School of Nursing, Midwifery and Health Practice, Te Herenga Waka Victoria University of Wellington, New Zealand.
Women Birth. 2022 May;35(3):213-222. doi: 10.1016/j.wombi.2021.05.008. Epub 2021 Jun 5.
COVID-19 guidance from professional and health organisations created uncertainty leading to professional and personal stress impacting on midwives providing continuity of care in New Zealand (NZ). The COVID-19 pandemic resulted in massive amounts of international and national information and guidance. This guidance was often conflicting and not suited to New Zealand midwifery.

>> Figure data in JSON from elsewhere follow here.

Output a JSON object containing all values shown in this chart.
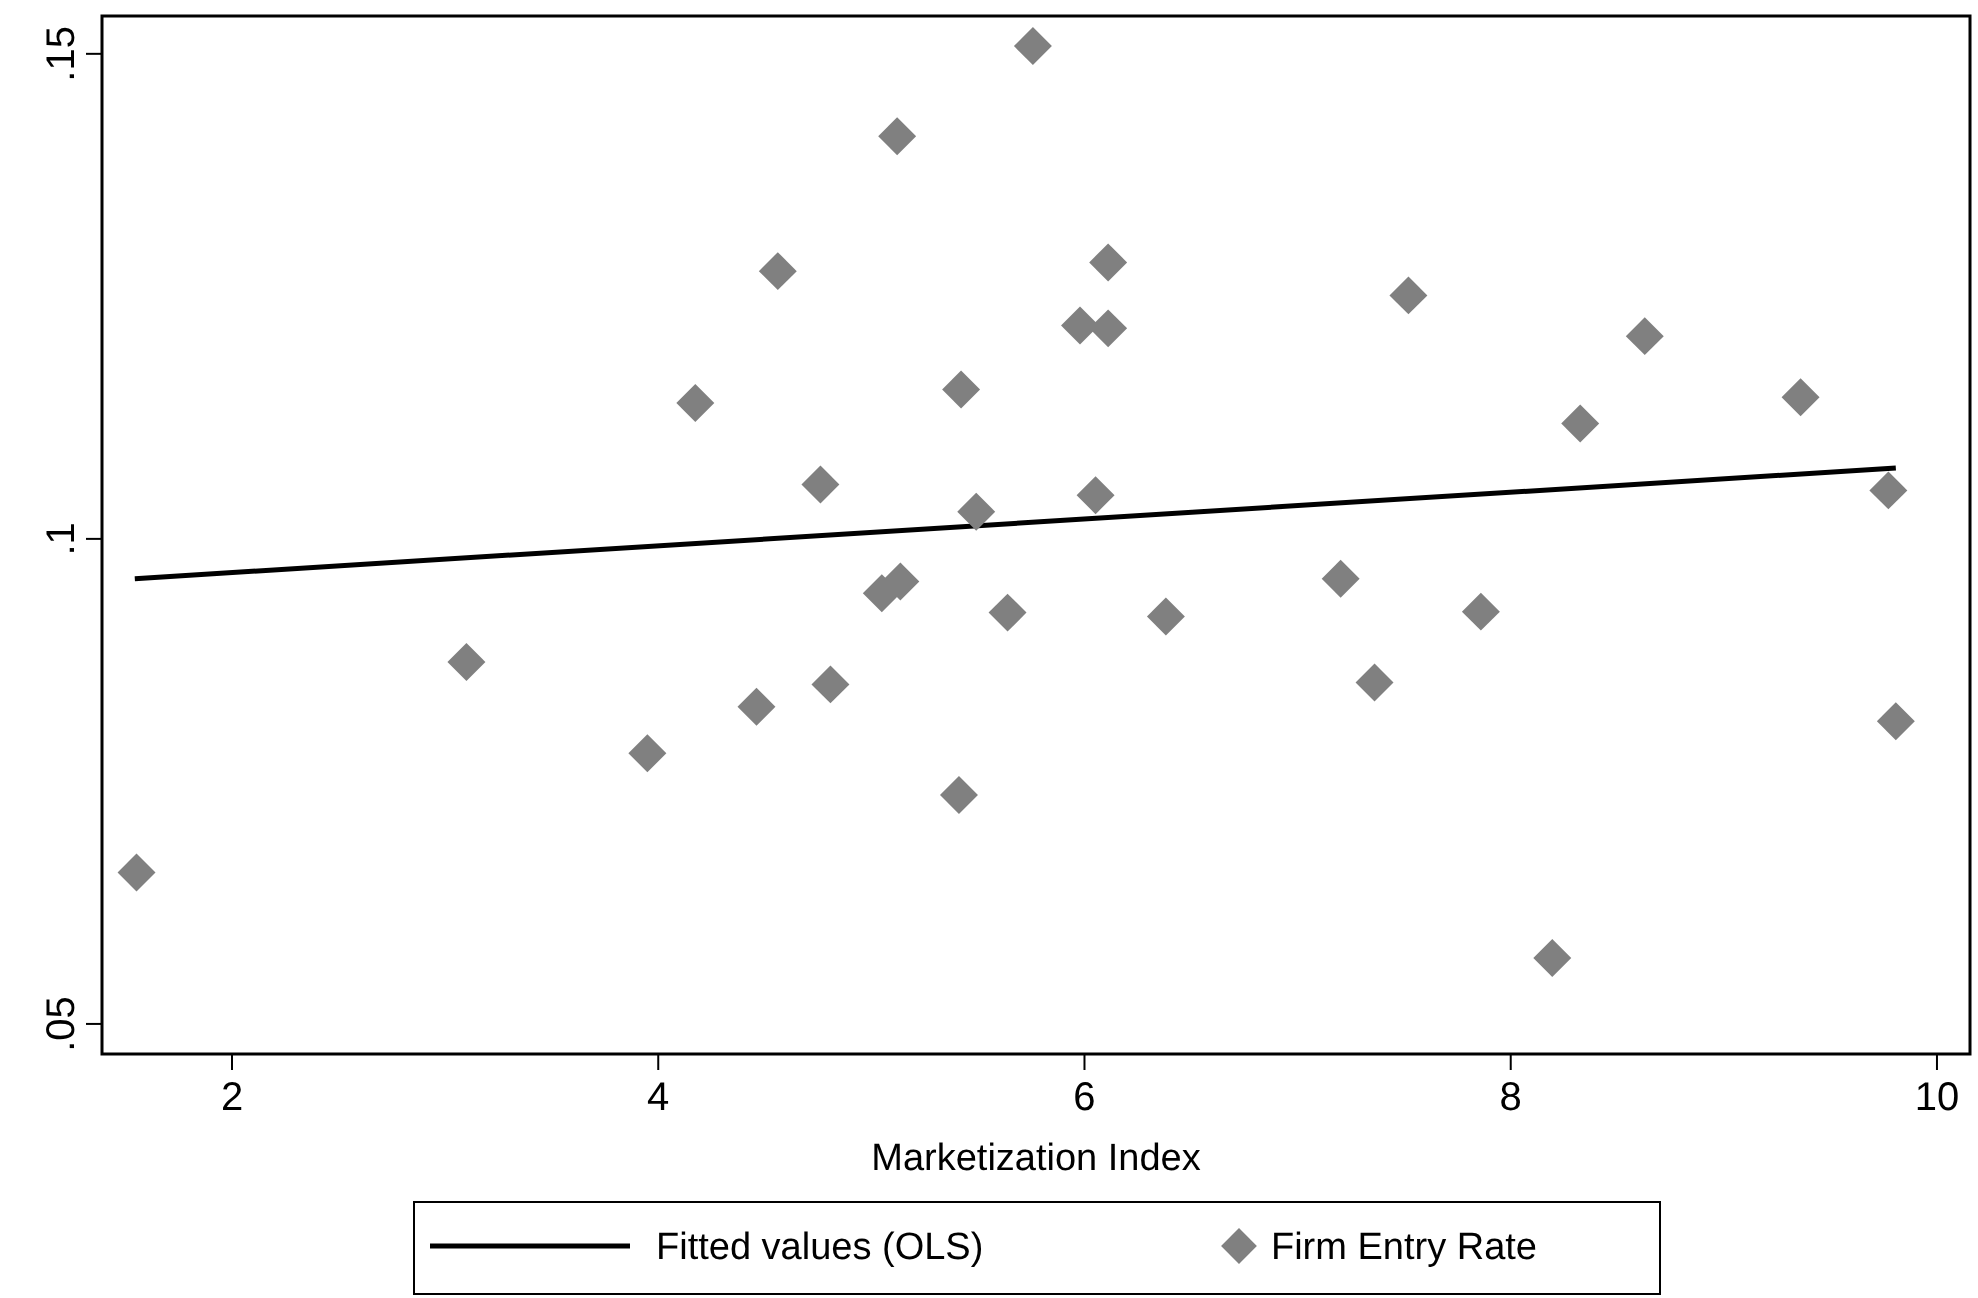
{
  "chart_data": {
    "type": "scatter",
    "xlabel": "Marketization Index",
    "xlim": [
      1.39,
      10.155
    ],
    "ylim": [
      0.0469,
      0.1539
    ],
    "xticks": [
      2,
      4,
      6,
      8,
      10
    ],
    "yticks": [
      {
        "value": 0.05,
        "label": ".05"
      },
      {
        "value": 0.1,
        "label": ".1"
      },
      {
        "value": 0.15,
        "label": ".15"
      }
    ],
    "grid": false,
    "legend": "bottom",
    "series": [
      {
        "name": "Fitted values (OLS)",
        "type": "line",
        "color": "#000000",
        "marker": "none",
        "line_style": "solid",
        "x": [
          1.544,
          9.807
        ],
        "values": [
          0.0959,
          0.1073
        ]
      },
      {
        "name": "Firm Entry Rate",
        "color": "#808080",
        "marker": "diamond",
        "x": [
          1.552,
          3.1,
          3.949,
          4.174,
          4.461,
          4.561,
          4.761,
          4.808,
          5.049,
          5.136,
          5.121,
          5.421,
          5.411,
          5.492,
          5.639,
          5.758,
          5.979,
          6.052,
          6.111,
          6.111,
          6.382,
          7.202,
          7.361,
          7.52,
          7.86,
          8.195,
          8.326,
          8.629,
          9.36,
          9.772,
          9.807
        ],
        "values": [
          0.0656,
          0.0873,
          0.0779,
          0.114,
          0.0827,
          0.1276,
          0.1056,
          0.085,
          0.0944,
          0.0956,
          0.1415,
          0.1154,
          0.0736,
          0.1028,
          0.0924,
          0.1508,
          0.122,
          0.1045,
          0.1285,
          0.1217,
          0.092,
          0.0959,
          0.0852,
          0.1251,
          0.0925,
          0.0568,
          0.1119,
          0.1209,
          0.1146,
          0.105,
          0.0812
        ]
      }
    ]
  }
}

To examine and map the national and international guidance and information provided to midwifery regarding COVID-19 and foreground learnt lessons for future similar crises.
A systematic scoping review informed by Arksey and O'Malley's five-stage framework. A range of sources from grey and empirical literature was identified and 257 sources included.

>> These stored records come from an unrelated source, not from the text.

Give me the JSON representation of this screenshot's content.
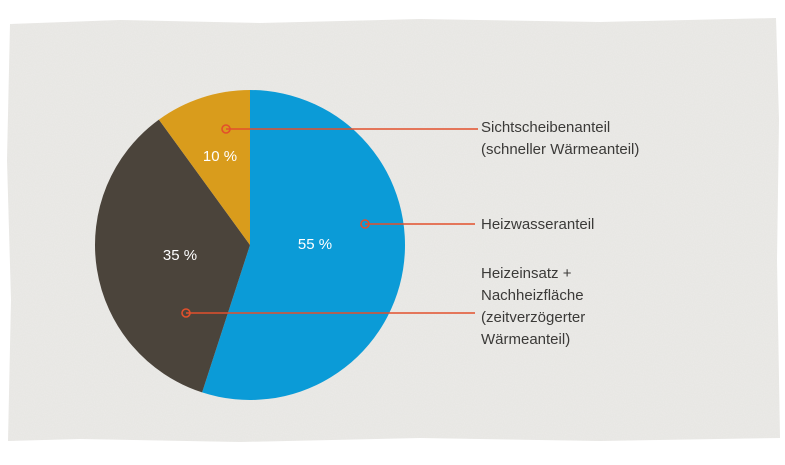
{
  "chart_data": {
    "type": "pie",
    "categories": [
      "Heizwasseranteil",
      "Heizeinsatz +\nNachheizfläche\n(zeitverzögerter\nWärmeanteil)",
      "Sichtscheibenanteil\n(schneller Wärmeanteil)"
    ],
    "values": [
      55,
      35,
      10
    ],
    "value_labels": [
      "55 %",
      "35 %",
      "10 %"
    ],
    "colors": [
      "#0b9bd7",
      "#4b443b",
      "#d99c1c"
    ]
  }
}
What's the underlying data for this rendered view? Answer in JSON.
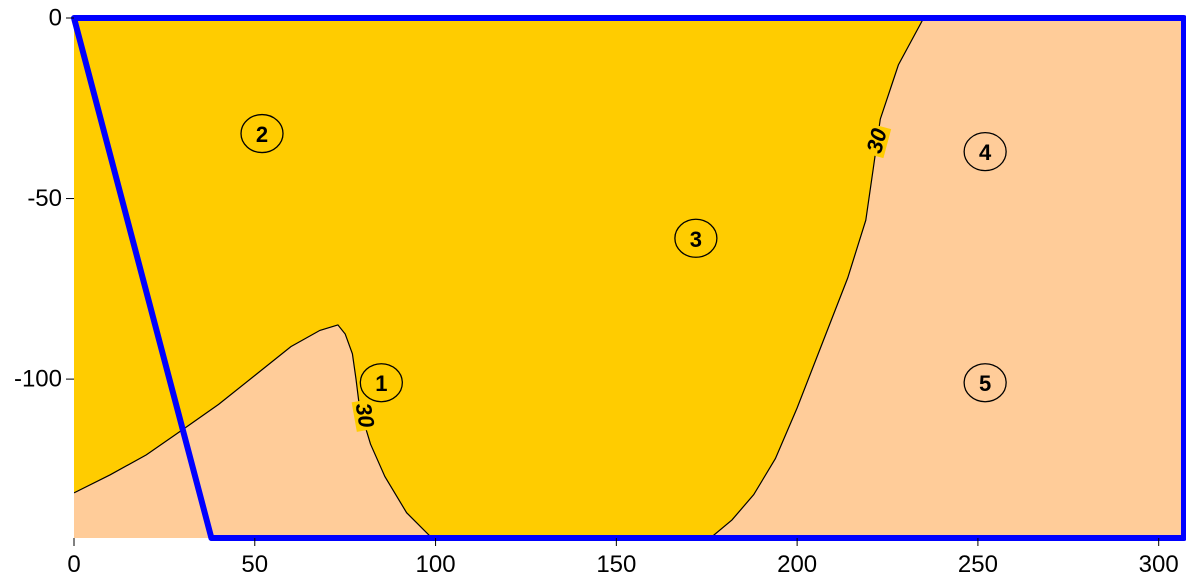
{
  "chart_data": {
    "type": "filled-contour",
    "xlim": [
      0,
      307
    ],
    "ylim": [
      -144,
      0
    ],
    "x_ticks": [
      0,
      50,
      100,
      150,
      200,
      250,
      300
    ],
    "y_ticks": [
      0,
      -50,
      -100
    ],
    "colors": {
      "high_region": "#FFCC00",
      "low_region": "#FFCC99",
      "boundary": "#0000FF",
      "contour": "#000000"
    },
    "contour_level": "30",
    "regions": [
      {
        "name": "low-left",
        "color": "low_region",
        "points": [
          [
            0,
            -131.5
          ],
          [
            10,
            -126.5
          ],
          [
            20,
            -121
          ],
          [
            30,
            -114
          ],
          [
            40,
            -107
          ],
          [
            50,
            -99
          ],
          [
            60,
            -91
          ],
          [
            68,
            -86.5
          ],
          [
            73,
            -85
          ],
          [
            75,
            -87.5
          ],
          [
            77,
            -93
          ],
          [
            78,
            -100
          ],
          [
            79,
            -108
          ],
          [
            82,
            -118
          ],
          [
            86,
            -127
          ],
          [
            92,
            -137
          ],
          [
            99,
            -144
          ],
          [
            0,
            -144
          ]
        ]
      },
      {
        "name": "low-right",
        "color": "low_region",
        "points": [
          [
            235,
            0
          ],
          [
            228,
            -13
          ],
          [
            223,
            -28
          ],
          [
            221,
            -42
          ],
          [
            219,
            -56
          ],
          [
            214,
            -72
          ],
          [
            207,
            -90
          ],
          [
            200,
            -108
          ],
          [
            194,
            -122
          ],
          [
            188,
            -132
          ],
          [
            182,
            -139
          ],
          [
            176,
            -144
          ],
          [
            307,
            -144
          ],
          [
            307,
            0
          ]
        ]
      }
    ],
    "contour_lines": [
      {
        "name": "contour-left",
        "points": [
          [
            0,
            -131.5
          ],
          [
            10,
            -126.5
          ],
          [
            20,
            -121
          ],
          [
            30,
            -114
          ],
          [
            40,
            -107
          ],
          [
            50,
            -99
          ],
          [
            60,
            -91
          ],
          [
            68,
            -86.5
          ],
          [
            73,
            -85
          ],
          [
            75,
            -87.5
          ],
          [
            77,
            -93
          ],
          [
            78,
            -100
          ],
          [
            79,
            -108
          ],
          [
            82,
            -118
          ],
          [
            86,
            -127
          ],
          [
            92,
            -137
          ],
          [
            99,
            -144
          ]
        ]
      },
      {
        "name": "contour-right",
        "points": [
          [
            235,
            0
          ],
          [
            228,
            -13
          ],
          [
            223,
            -28
          ],
          [
            221,
            -42
          ],
          [
            219,
            -56
          ],
          [
            214,
            -72
          ],
          [
            207,
            -90
          ],
          [
            200,
            -108
          ],
          [
            194,
            -122
          ],
          [
            188,
            -132
          ],
          [
            182,
            -139
          ],
          [
            176,
            -144
          ]
        ]
      }
    ],
    "contour_labels": [
      {
        "text": "30",
        "x": 80.5,
        "y": -110,
        "rotation": 80
      },
      {
        "text": "30",
        "x": 222,
        "y": -34,
        "rotation": -75
      }
    ],
    "boundary_polygon": [
      [
        0,
        0
      ],
      [
        307,
        0
      ],
      [
        307,
        -144
      ],
      [
        38,
        -144
      ],
      [
        0,
        0
      ]
    ],
    "zones": [
      {
        "label": "1",
        "x": 85,
        "y": -101
      },
      {
        "label": "2",
        "x": 52,
        "y": -32
      },
      {
        "label": "3",
        "x": 172,
        "y": -61
      },
      {
        "label": "4",
        "x": 252,
        "y": -37
      },
      {
        "label": "5",
        "x": 252,
        "y": -101
      }
    ]
  }
}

Four categories were identified and discussed: (1) guidance for provision of maternity care in the community; (2) guidance for provision of primary labour and birth care; (3) Guidance for midwifery care to women/wāhine with confirmed/suspected COVID-19 infection, including screening processes and management of neonates of infected women/wāhine (4) Guidance for midwives on protecting self and own families and whānau (extended family) from COVID-19 exposure.
Guidance was mainly targeted and tailored for hospital-based services. This was at odds with the NZ context, where primary continuity of care underpins practice. It is evident that those providing continuity of care constantly needed to navigate an evolving situation to mitigate interruptions and restrictions to midwifery care, often without fully knowing the personal risk to themselves and their own families. A key message is the need for a single source of evidence-based guidance, regularly updated and timestamped to show where advice changes over time.

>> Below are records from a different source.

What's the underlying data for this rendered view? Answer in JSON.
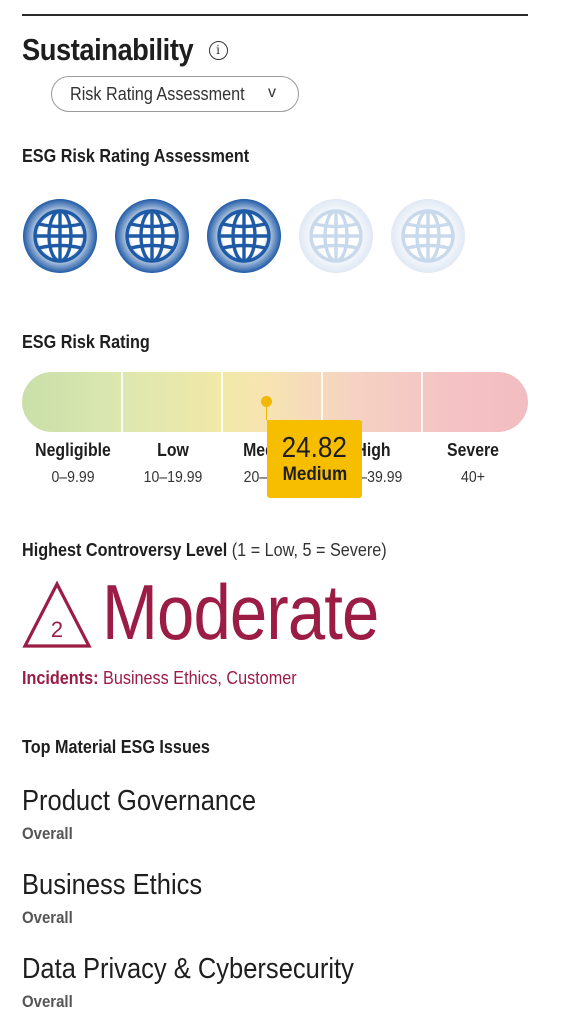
{
  "header": {
    "title": "Sustainability",
    "info_glyph": "i",
    "dropdown_label": "Risk Rating Assessment",
    "dropdown_chevron": "v"
  },
  "assessment": {
    "heading": "ESG Risk Rating Assessment",
    "globes_total": 5,
    "globes_filled": 3,
    "globe_color": "#1f5aa6"
  },
  "risk_rating": {
    "heading": "ESG Risk Rating",
    "score": "24.82",
    "level": "Medium",
    "marker_color": "#f7be00",
    "categories": [
      {
        "name": "Negligible",
        "range": "0–9.99"
      },
      {
        "name": "Low",
        "range": "10–19.99"
      },
      {
        "name": "Medium",
        "range": "20–29.99"
      },
      {
        "name": "High",
        "range": "30–39.99"
      },
      {
        "name": "Severe",
        "range": "40+"
      }
    ]
  },
  "controversy": {
    "heading_bold": "Highest Controversy Level",
    "heading_note": "(1 = Low, 5 = Severe)",
    "level_number": "2",
    "level_word": "Moderate",
    "incidents_label": "Incidents:",
    "incidents_value": "Business Ethics, Customer",
    "accent_color": "#9b1c45"
  },
  "material_issues": {
    "heading": "Top Material ESG Issues",
    "items": [
      {
        "name": "Product Governance",
        "sub": "Overall"
      },
      {
        "name": "Business Ethics",
        "sub": "Overall"
      },
      {
        "name": "Data Privacy & Cybersecurity",
        "sub": "Overall"
      }
    ]
  }
}
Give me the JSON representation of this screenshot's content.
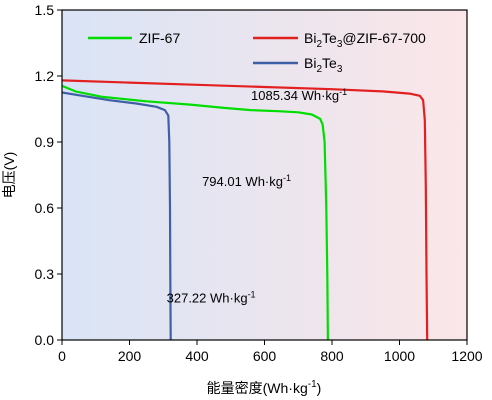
{
  "chart_data": {
    "type": "line",
    "xlabel": {
      "main": "能量密度(Wh·kg",
      "sup": "-1",
      "close": ")"
    },
    "ylabel": "电压(V)",
    "xlim": [
      0,
      1200
    ],
    "ylim": [
      0,
      1.5
    ],
    "xticks": [
      0,
      200,
      400,
      600,
      800,
      1000,
      1200
    ],
    "yticks": [
      0.0,
      0.3,
      0.6,
      0.9,
      1.2,
      1.5
    ],
    "ytick_labels": [
      "0.0",
      "0.3",
      "0.6",
      "0.9",
      "1.2",
      "1.5"
    ],
    "grid": false,
    "legend_position": "top",
    "background": {
      "from": "#d9e4f6",
      "to": "#fbe6e8"
    },
    "series": [
      {
        "key": "zif",
        "name": "ZIF-67",
        "color": "#00dd00",
        "points": [
          [
            0,
            1.155
          ],
          [
            40,
            1.13
          ],
          [
            120,
            1.105
          ],
          [
            250,
            1.085
          ],
          [
            380,
            1.07
          ],
          [
            480,
            1.055
          ],
          [
            560,
            1.045
          ],
          [
            640,
            1.04
          ],
          [
            700,
            1.035
          ],
          [
            740,
            1.025
          ],
          [
            765,
            1.005
          ],
          [
            772,
            0.98
          ],
          [
            778,
            0.9
          ],
          [
            783,
            0.6
          ],
          [
            786,
            0.3
          ],
          [
            788,
            0.0
          ]
        ]
      },
      {
        "key": "bi2te3zif",
        "name": "Bi2Te3@ZIF-67-700",
        "color": "#e32020",
        "points": [
          [
            0,
            1.18
          ],
          [
            200,
            1.17
          ],
          [
            400,
            1.16
          ],
          [
            600,
            1.15
          ],
          [
            800,
            1.14
          ],
          [
            950,
            1.13
          ],
          [
            1030,
            1.12
          ],
          [
            1060,
            1.11
          ],
          [
            1070,
            1.09
          ],
          [
            1075,
            1.0
          ],
          [
            1078,
            0.7
          ],
          [
            1080,
            0.3
          ],
          [
            1082,
            0.0
          ]
        ]
      },
      {
        "key": "bi2te3",
        "name": "Bi2Te3",
        "color": "#3f5fa6",
        "points": [
          [
            0,
            1.125
          ],
          [
            60,
            1.11
          ],
          [
            140,
            1.09
          ],
          [
            220,
            1.075
          ],
          [
            280,
            1.06
          ],
          [
            305,
            1.045
          ],
          [
            315,
            1.02
          ],
          [
            318,
            0.9
          ],
          [
            320,
            0.6
          ],
          [
            321,
            0.3
          ],
          [
            322,
            0.0
          ]
        ]
      }
    ],
    "legend": {
      "zif": {
        "label": "ZIF-67"
      },
      "bi2te3zif": {
        "p1": "Bi",
        "s1": "2",
        "p2": "Te",
        "s2": "3",
        "p3": "@ZIF-67-700"
      },
      "bi2te3": {
        "p1": "Bi",
        "s1": "2",
        "p2": "Te",
        "s2": "3"
      }
    },
    "annotations": [
      {
        "key": "a1085",
        "value": "1085.34 Wh·kg",
        "sup": "-1",
        "at": [
          560,
          1.09
        ]
      },
      {
        "key": "a794",
        "value": "794.01 Wh·kg",
        "sup": "-1",
        "at": [
          415,
          0.7
        ]
      },
      {
        "key": "a327",
        "value": "327.22 Wh·kg",
        "sup": "-1",
        "at": [
          310,
          0.17
        ]
      }
    ]
  }
}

专业和健康组织发布的 COVID-19 指南导致不确定性,给提供连续护理的新西兰助产士带来专业和个人压力。COVID-19 大流行导致大量国际和国家信息和指导。这些指导通常存在冲突,不适合新西兰的助产士。
检查和绘制针对 COVID-19 向助产士提供的国家和国际指南,并为未来类似危机总结经验教训。
受 Arksey 和 O'Malley 的五阶段框架启发的系统范围审查。确定了一系列灰色和经验文献来源,并纳入了 257 个来源。
确定并讨论了四个类别:(1)社区提供产妇护理的指南;(2)提供主要分娩和分娩护理的指南;(3)为确诊/疑似 COVID-19 感染的妇女/女性提供助产护理的指南,包括筛查流程和感染妇女/女性新生儿的管理;(4)关于保护自己和家人免受 COVID-19 暴露的助产士指南。
指南主要针对和针对基于医院的服务。这与新西兰的情况不符,新西兰的主要连续护理是实践的基础。显然,那些提供连续护理的人经常需要应对不断变化的情况,以减轻对助产护理的中断和限制,而通常并不完全了解自己和家人面临的个人风险。一个关键信息是需要一个单一的基于证据的指南来源,定期更新和标记时间戳,以显示随时间变化的建议。